「ふん!『人がいい』ってんならトレジャーハンターなんて職業しとらんやろ。」
鈴音の罵声に大地も嫌悪を露にする。
「は? 幸がトレジャーハンターってだけで偽物掴ませたっていうの!? 何勝手な勘違いしてんのよ! トレジャーハンターってのは遺跡の安全性を調査する仕事であって、そこら辺のトレジャーハンターって勝手に名乗ってる盗賊と一緒にしないでくれる!?」
鈴音もかつて幸がトレジャーハンターというだけで盗みを働いたり嫌悪したりした事を棚に上げ、大地を叱責する。
「そんなん知るか! そもそも先にトレジャーハンター言う奴らがわいらの商売邪魔しょったんやから、こっちかてトレジャーハンター言われたらまともに商売する気もなくすわ。」
大地は吐き捨てるように弁解する。
「それで商売人の顔に泥を塗るような事をしているんだ。」
大地の言葉を聞いた幸は怒りを滲ませる。
「何やて?」
そう言って大地は幸を睨む。
「あなた達は商売人の風上にもおけないって言っているの。人を選んで偽物を売って、バレたら逃げて、逃げられなかったら全力で抵抗するとか、あなた達に商売人としての誇りはないの!?」
幸は怒りに任せて被害に遭った時に言えなかった事を言った。
「そんなんてめぇらハンターのせいやろ! 商品ぼろくそ言うて、壊して、盗んで、わいらの誇り踏み潰したんあんた達やん・・・。」
大地は威勢よく反論したが、次第に声が弱々しくなりそのまま黙りこむ。
「わてらにも商売人としての誇りはあります。でも何でわてらの気持ちをよう考えんトレジャーハンターに商品売らなあきませんの? ちゃんとしたもん売ろうとしたって取り合ってくれませんやん。」
代わりに口を開いた京一の顔からは完全に笑顔が消え、冷酷な視線を容赦なく送る。幸は少しその視線に怯んだが、一度大きく息を吸って言葉と共に吐き出した。
「商売人が客を選ぶな! 選ばれる商売人になれ!」
幸は商売が盛んだった故郷で店と客にトラブルが起きたときよく言われた言葉を2人に放つ。

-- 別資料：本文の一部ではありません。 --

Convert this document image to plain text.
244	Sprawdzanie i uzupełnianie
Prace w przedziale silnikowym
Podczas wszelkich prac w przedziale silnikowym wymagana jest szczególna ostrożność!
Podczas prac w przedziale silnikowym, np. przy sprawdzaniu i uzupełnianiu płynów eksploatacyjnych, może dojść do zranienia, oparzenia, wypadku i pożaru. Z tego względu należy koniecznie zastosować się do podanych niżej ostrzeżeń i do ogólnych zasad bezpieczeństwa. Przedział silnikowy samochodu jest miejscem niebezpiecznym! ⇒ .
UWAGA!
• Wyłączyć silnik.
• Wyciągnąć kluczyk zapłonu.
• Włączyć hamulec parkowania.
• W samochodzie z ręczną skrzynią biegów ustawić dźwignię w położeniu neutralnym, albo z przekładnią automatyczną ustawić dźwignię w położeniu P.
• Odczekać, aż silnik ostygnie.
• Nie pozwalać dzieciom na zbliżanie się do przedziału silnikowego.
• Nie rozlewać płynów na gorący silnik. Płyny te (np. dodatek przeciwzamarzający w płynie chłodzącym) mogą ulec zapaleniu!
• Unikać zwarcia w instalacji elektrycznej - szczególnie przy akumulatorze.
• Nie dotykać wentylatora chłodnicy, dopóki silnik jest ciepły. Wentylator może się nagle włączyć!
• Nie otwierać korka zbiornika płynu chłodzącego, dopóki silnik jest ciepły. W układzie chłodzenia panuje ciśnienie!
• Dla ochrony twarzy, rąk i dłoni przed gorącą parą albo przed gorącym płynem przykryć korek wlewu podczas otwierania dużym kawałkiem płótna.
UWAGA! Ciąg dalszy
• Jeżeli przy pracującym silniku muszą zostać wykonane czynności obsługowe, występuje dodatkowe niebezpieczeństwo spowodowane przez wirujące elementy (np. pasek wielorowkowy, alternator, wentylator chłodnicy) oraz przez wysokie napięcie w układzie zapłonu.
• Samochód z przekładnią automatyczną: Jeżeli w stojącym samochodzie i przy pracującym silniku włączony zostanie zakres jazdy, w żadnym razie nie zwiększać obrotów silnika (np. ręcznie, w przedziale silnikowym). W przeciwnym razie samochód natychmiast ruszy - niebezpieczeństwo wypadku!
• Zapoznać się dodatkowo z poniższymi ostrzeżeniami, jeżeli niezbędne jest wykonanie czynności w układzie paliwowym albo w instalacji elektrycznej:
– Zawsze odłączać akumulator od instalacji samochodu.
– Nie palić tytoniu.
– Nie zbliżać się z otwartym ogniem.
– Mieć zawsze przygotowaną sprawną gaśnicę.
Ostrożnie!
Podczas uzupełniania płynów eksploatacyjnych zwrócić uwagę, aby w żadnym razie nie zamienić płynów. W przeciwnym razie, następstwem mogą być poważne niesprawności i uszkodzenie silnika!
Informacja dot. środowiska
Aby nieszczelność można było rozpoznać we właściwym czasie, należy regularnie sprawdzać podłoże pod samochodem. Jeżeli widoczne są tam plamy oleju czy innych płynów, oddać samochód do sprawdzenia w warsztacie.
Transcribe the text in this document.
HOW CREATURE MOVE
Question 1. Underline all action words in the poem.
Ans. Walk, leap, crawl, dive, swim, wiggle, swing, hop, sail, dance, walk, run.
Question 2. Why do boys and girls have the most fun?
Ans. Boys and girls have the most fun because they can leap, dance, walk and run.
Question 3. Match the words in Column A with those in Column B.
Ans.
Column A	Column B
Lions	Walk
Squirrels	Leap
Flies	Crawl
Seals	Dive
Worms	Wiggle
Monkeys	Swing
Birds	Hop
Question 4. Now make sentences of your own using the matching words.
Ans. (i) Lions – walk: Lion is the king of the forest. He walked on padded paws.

「本当に商売人に誇りを持っているなら、どんなお客さんにも誠意を持って接しなきゃダメだよ。例え態度の悪かったお客さんと似たような人が来たからって、その人が同じように悪い人とは限らない。もしかしたら自分達の事を理解してくれるいい人かもしれない。それなのに相手を選んできちんと商売しないようじゃ、それこそ本当に詐欺師になっちゃうよ。」
幸が黙ると辺りは静かになった。かすかに風の音が聞こえる。大地と京一は顔を合わせていたが、その顔は動揺していた。
「何で盗賊と間違われるハンターやってるあんたにそんな説教されなあかんねん。」
「私はトレジャーハンターとしての誇りを取り戻したいの。本来は考古学者の手伝いをする仕事だって皆に知ってもらいたい。だから盗賊達と同じように商売人の顔に泥を塗るようなあなた達が許せなかったの。」
その言葉を聞いて大地と京一がハッとした顔になる。
「そうか・・・。そうやな・・・。わいらも盗賊らと変わらん事やってたんやな・・・。」
大地が苦しそうに頭を掻く。京一もバツが悪そうに目を反らした。
しばらく沈黙が続いたのち、大地がポツリと「すまん。」と謝った。